TIM BINDING: "FISCHNAPPING"

Bitterböser tiefschwarzer Humor bester britischer Provenienz zeichnete Tim Bindings Roman "Cliffhanger" aus. Darin hatte der kleine Taxi-Unternehmer Al Greenwood im idyllischen Südengland an der Kanalküste mit ihren schroffen Klippen vor vier Jahren sein Waterloo erlebt.

Nach einem erneuten Streit mit der garstigen Ehefrau Audrey war er dieser bei einem ihrer typischen Spaziergänge auf den Klippen gefolgt und hatte die Frau in der gelben Regenjacke in den Tod geschubst. Bei der triumphierenden Heimkehr aber sitzt im Wohnzimmer vorm Kamin, leicht geschürzt und angeschickert - die Totgeglaubte! Trotzdem wandert Al als Mörder in den Knast, denn die Furie Audrey bringt seine uneheliche Tochter Miranda um und sorgt für entsprechendes Belastungsmaterial gegen Al.

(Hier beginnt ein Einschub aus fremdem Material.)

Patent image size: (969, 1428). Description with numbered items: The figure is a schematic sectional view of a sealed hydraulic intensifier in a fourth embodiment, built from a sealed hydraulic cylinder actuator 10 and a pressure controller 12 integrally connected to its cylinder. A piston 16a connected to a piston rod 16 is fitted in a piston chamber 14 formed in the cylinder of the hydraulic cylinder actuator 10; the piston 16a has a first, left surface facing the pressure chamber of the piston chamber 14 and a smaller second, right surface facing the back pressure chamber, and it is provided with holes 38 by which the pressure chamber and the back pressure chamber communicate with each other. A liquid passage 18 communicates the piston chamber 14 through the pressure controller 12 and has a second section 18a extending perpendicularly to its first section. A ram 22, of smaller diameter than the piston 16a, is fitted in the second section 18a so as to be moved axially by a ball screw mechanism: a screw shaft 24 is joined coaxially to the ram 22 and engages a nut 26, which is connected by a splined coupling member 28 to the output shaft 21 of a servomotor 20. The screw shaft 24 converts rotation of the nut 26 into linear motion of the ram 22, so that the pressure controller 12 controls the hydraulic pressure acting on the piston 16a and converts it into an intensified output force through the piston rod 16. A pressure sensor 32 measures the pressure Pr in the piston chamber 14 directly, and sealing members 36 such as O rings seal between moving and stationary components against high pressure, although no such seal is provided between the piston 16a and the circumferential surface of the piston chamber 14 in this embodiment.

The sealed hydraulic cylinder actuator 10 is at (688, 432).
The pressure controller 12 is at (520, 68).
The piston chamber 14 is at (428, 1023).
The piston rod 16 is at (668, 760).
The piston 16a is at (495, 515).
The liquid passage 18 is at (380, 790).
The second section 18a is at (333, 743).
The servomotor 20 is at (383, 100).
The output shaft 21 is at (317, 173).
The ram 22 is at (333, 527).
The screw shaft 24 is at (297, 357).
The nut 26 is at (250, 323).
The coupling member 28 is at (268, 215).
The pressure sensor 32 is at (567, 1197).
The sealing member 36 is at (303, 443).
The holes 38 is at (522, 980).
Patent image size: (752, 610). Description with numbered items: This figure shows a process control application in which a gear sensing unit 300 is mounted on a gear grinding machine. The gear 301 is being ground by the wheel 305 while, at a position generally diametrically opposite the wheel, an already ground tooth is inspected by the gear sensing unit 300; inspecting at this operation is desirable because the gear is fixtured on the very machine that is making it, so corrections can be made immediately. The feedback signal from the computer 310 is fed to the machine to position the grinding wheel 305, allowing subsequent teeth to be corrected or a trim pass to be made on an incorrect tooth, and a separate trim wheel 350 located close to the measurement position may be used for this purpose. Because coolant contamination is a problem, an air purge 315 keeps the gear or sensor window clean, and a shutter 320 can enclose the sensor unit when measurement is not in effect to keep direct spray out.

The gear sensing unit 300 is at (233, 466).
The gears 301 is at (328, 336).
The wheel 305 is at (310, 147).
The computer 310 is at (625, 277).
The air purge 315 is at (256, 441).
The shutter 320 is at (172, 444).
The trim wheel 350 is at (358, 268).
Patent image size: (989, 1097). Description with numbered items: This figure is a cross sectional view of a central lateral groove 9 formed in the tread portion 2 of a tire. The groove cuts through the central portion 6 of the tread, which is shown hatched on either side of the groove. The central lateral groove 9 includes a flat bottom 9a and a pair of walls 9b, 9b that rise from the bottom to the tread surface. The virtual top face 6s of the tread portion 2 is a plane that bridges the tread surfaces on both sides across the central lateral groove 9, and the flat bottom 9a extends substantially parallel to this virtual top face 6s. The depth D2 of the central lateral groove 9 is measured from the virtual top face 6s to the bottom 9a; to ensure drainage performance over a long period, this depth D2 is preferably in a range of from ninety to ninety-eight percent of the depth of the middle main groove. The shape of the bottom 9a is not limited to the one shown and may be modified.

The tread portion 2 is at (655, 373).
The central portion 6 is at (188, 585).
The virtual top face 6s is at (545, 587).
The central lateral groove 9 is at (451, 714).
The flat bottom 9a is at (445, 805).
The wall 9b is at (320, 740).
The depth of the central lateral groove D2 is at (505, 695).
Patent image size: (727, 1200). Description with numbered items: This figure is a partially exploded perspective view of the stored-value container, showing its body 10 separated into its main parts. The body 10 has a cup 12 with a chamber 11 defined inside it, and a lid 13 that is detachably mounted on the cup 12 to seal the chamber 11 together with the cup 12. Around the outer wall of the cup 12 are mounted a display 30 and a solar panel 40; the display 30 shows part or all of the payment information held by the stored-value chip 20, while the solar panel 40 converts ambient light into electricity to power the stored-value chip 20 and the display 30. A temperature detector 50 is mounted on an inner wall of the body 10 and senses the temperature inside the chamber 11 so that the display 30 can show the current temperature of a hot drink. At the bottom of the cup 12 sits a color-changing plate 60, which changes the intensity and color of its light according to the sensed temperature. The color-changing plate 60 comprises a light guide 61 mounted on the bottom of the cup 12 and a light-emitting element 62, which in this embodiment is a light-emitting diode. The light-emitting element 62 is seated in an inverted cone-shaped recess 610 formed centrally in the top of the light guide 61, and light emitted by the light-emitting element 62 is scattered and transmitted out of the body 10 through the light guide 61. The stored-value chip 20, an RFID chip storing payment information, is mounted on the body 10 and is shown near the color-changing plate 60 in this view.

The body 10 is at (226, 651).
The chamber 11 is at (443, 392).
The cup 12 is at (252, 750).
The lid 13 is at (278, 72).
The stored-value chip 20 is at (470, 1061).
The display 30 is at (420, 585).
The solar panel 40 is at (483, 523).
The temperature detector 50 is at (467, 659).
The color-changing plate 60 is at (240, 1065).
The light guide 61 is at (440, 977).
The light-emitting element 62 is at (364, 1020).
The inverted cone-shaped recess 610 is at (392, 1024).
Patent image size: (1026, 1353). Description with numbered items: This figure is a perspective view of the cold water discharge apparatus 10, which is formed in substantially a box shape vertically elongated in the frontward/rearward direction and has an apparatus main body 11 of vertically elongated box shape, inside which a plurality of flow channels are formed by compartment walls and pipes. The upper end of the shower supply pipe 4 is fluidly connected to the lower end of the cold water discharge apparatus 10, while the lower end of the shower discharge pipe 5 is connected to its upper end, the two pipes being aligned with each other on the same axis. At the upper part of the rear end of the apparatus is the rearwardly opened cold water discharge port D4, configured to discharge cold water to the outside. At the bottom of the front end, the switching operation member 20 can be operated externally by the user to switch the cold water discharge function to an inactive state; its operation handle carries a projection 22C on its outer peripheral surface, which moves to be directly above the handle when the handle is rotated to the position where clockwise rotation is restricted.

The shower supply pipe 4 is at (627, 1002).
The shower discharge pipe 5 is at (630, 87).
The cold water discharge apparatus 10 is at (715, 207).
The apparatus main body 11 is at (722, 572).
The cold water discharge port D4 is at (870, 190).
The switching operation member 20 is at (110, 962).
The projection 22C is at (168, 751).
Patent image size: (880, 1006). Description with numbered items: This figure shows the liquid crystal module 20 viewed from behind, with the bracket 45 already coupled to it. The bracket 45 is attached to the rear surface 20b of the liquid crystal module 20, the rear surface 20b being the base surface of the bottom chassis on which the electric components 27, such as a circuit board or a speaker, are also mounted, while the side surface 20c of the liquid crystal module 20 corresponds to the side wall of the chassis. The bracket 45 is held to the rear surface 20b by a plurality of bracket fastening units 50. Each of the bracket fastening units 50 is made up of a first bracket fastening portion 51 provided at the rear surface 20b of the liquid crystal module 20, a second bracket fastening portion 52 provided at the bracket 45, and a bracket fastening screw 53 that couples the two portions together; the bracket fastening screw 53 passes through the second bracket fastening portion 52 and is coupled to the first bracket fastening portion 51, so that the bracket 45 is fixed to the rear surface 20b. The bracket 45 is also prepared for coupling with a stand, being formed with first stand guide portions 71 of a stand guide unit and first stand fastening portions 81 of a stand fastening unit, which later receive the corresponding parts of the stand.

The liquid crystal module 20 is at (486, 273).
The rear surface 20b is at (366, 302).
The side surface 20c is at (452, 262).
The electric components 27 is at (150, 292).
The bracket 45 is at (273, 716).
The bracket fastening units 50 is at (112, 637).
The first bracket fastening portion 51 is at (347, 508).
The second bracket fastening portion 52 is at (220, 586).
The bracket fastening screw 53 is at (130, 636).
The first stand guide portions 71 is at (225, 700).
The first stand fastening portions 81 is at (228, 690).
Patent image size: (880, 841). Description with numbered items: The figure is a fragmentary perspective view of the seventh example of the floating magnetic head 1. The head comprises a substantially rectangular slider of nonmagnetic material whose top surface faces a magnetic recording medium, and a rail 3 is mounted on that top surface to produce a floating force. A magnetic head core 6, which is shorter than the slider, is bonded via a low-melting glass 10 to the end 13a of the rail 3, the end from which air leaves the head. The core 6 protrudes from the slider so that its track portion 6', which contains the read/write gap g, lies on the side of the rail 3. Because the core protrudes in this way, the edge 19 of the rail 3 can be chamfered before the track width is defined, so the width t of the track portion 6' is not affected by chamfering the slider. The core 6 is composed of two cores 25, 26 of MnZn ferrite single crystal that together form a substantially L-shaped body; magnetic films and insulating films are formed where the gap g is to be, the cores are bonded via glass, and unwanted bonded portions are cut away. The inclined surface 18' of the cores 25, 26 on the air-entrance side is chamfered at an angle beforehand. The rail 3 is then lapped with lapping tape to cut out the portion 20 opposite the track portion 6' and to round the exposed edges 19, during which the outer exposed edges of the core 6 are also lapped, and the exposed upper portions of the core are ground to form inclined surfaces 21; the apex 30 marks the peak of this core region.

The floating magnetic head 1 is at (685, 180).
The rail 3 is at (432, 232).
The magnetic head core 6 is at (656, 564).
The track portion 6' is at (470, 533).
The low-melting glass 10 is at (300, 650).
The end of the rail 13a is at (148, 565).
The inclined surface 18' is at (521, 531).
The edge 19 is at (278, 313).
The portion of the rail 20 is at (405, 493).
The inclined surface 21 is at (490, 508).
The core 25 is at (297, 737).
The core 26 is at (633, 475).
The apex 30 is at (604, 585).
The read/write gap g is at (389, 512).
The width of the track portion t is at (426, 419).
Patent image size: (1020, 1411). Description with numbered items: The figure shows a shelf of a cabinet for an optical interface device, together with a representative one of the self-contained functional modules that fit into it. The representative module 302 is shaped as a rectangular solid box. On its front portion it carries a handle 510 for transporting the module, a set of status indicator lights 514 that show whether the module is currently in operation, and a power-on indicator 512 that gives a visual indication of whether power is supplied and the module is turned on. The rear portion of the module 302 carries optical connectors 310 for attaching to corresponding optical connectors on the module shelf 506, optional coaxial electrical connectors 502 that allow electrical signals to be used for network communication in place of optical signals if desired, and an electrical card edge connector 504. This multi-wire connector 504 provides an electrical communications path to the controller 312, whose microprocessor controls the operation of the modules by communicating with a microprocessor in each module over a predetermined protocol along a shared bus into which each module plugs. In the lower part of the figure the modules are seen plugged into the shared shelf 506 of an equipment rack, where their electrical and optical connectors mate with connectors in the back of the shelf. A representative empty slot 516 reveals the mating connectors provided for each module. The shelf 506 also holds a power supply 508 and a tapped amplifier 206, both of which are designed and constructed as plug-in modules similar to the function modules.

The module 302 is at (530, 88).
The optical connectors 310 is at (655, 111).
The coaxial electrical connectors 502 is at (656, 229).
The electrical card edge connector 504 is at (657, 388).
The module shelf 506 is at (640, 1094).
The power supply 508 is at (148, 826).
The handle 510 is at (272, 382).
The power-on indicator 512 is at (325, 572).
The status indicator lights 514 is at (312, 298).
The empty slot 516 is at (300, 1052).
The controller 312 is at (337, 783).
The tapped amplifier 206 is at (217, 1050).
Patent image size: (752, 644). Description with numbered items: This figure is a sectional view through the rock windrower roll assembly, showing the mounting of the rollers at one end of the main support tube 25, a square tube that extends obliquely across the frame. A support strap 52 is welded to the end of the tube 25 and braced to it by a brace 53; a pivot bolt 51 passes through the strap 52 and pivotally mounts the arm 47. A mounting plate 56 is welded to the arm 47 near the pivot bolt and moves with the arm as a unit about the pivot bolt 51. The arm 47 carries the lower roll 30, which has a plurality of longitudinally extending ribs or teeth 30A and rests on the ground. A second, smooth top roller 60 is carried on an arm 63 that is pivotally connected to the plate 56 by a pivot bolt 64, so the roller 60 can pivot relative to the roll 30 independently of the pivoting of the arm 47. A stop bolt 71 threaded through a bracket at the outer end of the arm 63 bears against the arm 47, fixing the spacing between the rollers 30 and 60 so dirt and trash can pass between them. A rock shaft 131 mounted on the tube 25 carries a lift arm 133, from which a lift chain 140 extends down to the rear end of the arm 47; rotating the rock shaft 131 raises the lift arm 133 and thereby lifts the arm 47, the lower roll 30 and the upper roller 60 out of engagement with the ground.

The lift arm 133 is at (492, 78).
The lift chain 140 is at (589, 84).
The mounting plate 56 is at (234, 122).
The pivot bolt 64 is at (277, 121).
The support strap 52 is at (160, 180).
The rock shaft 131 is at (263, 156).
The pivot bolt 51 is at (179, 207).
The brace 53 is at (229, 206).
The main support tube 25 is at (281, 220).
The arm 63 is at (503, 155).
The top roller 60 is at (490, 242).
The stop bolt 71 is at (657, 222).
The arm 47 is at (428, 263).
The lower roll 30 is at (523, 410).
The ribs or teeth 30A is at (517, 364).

Inzwischen hat sich Al mühsam im Knast eingelebt und glaubt, sein tatsächliches Mordopfer sei Michaela Rump gewesen, die Gattin des gegen ihn erfolgreichen Kriminalbeamten, die seither spurlos verschwunden ist. Nun schlägt der Autor mit einer Fortsetzung hinreißend sprühende Funken aus einer überraschenden Wendung, mit der jetzt "Fischnapping" beginnt. Unvermutet taucht im Knast Audrey mit zwei dicken Überraschungen auf. Erstens gesteht sie den Mord an Miranda und zweitens ist die Dame in ihrer Begleitung nicht nur ihre Lebenspartnerin sondern auch - Michaela Rump.

Was für Al die umgehende Begnadigung bedeutet, wirft aber auch die für einen Krimi sehr ungewöhnliche Frage auf: wer war das Opfer?! Gleichwohl genießt Al die wiedergewonnenen Freiheit im zurückeroberten Bungalow, philosophiert mit seiner dauerbekifften ältlichen Nachbarin und träumt von einer Karriere als Bildhauer, denn im Knast hat er in einem Kunstkurs gelernt, wie man schreiend komische Fischskulpturen mit der Kettensäge fertigt.

Seine spezielle Affinität zu Fischen aber bekommt einen verblüffenden Drall, als sein vermeintliches Mordopfer Michaela Rump bei ihm erscheint und sich nicht nur als neue Nachbarin vorstellt. Auch ist sie trotz der lesbischen Affäre mit Audrey obendrein sehr am stets geilen Al und seinen sportlichen Einsätzen interessiert. Ihr wahres Interesse jedoch gilt der Rache am drögen Ex-Ehemann Rump, der sie tierisch genervt hat mit seiner geradezu pathologischen Liebe zu seinem einzigartigen Koi namens "Mutter Teresa".

Al hatte einst zwei solcher aberwitzig wertvollen japanischen Edelkarpfen, nun jedoch hetzt Michaela ihn dazu, den Koi ihres Ex zu entführen. Rump soll Lösegeld bezahlen und Als Belohnung wäre, dass sie ihm die wahre Identität "seines" Mordopfers von damals enthüllt. Der Wahnwitz, der sich daraus entwickelt, soll hier nicht näher verraten werden, doch außer der nervtötenden Michaela schneit nun auch noch Als eheliche Tochter Carol aus Australien herein, die ihn zurück in den Knast bringen will, denn - schon einmal habe er jemanden in den Tod geschubst, ihren schnöseligen Verlobten Robin.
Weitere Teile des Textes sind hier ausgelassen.